Minutes after his administration scrapped plans for a new emergency rule, Evers told reporters during a teleconference that drafting such rules would be a waste of time given the GOP opposition. His stance leaves local health officials on their own as they wrestle with whether and how to maintain social distancing mandates.
“The Republicans made it very clear they don’t believe a statewide approach is the right way to go at this point in time,” Evers said. “It doesn’t make a lot of sense spending a lot of time doing something we know isn’t going to be successful.”

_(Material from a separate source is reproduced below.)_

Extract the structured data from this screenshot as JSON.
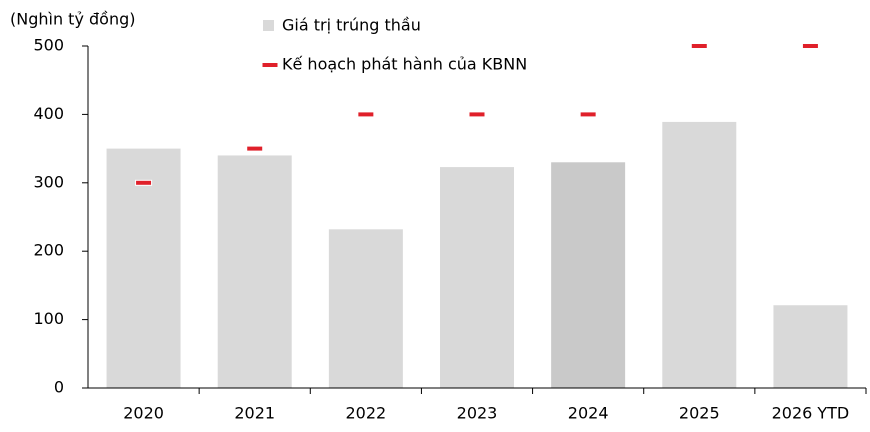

Evers issued a statewide stay-at-home order in March. State Department of Health Services Secretary Andrea Palm in April extended the order to May 26 at Evers' direction. Republican legislators balked at the economic fallout and filed a lawsuit with the conservative-leaning Supreme Court to block the order. The court on Wednesday found that Palm exceeded her authority when she extended the order unilaterally and that she should have worked with Republican legislators on an emergency rule.
The ruling immediately allowed nonessential businesses to reopen. A handful of county health officials have since implemented their own stay-at-home orders, creating a patchwork of regulations that vary across the state.
The DHS released a scope statement for a new emergency rule the day after the court ruling. Scope statements are broad outlines of what rules are intended to accomplish and represent the first step in the drafting process.
The statement said the agency planned to “re-articulate” parts of Evers' business re-opening plan and balance them against elements from the stay-at-home order. But Republicans pounced on the statement, saying Evers was trying to circumvent the court ruling and reinstate a stay-at-home order.
Assembly Speaker Robin Vos said Thursday the two sides might not reach agreement and it will be up to the locals to implement their own restrictions. Republican state Sen. Steve Nass, co-chairman of the Legislature's rules committee, demanded on Friday that Evers withdraw the scope statement. The DHS complied on Monday and scrapped the plan.
Vos aide Kit Beyer didn't immediately respond to an email seeking comment. Alec Zimmerman, a spokesman for Senate Majority Leader Scott Fitzgerald, pointed to a statement Fitzgerald issued Friday saying that the scope statement was too focused on a phased re-opening and the state needs to move faster.
Nass said he has “great faith” that people will make the decisions necessary to fight COVID-19 on their own “without excessive government coercion.”
As of Monday, Wisconsin had recorded 12,687 confirmed cases of COVID-19 and 459 deaths from the disease, according to DHS data.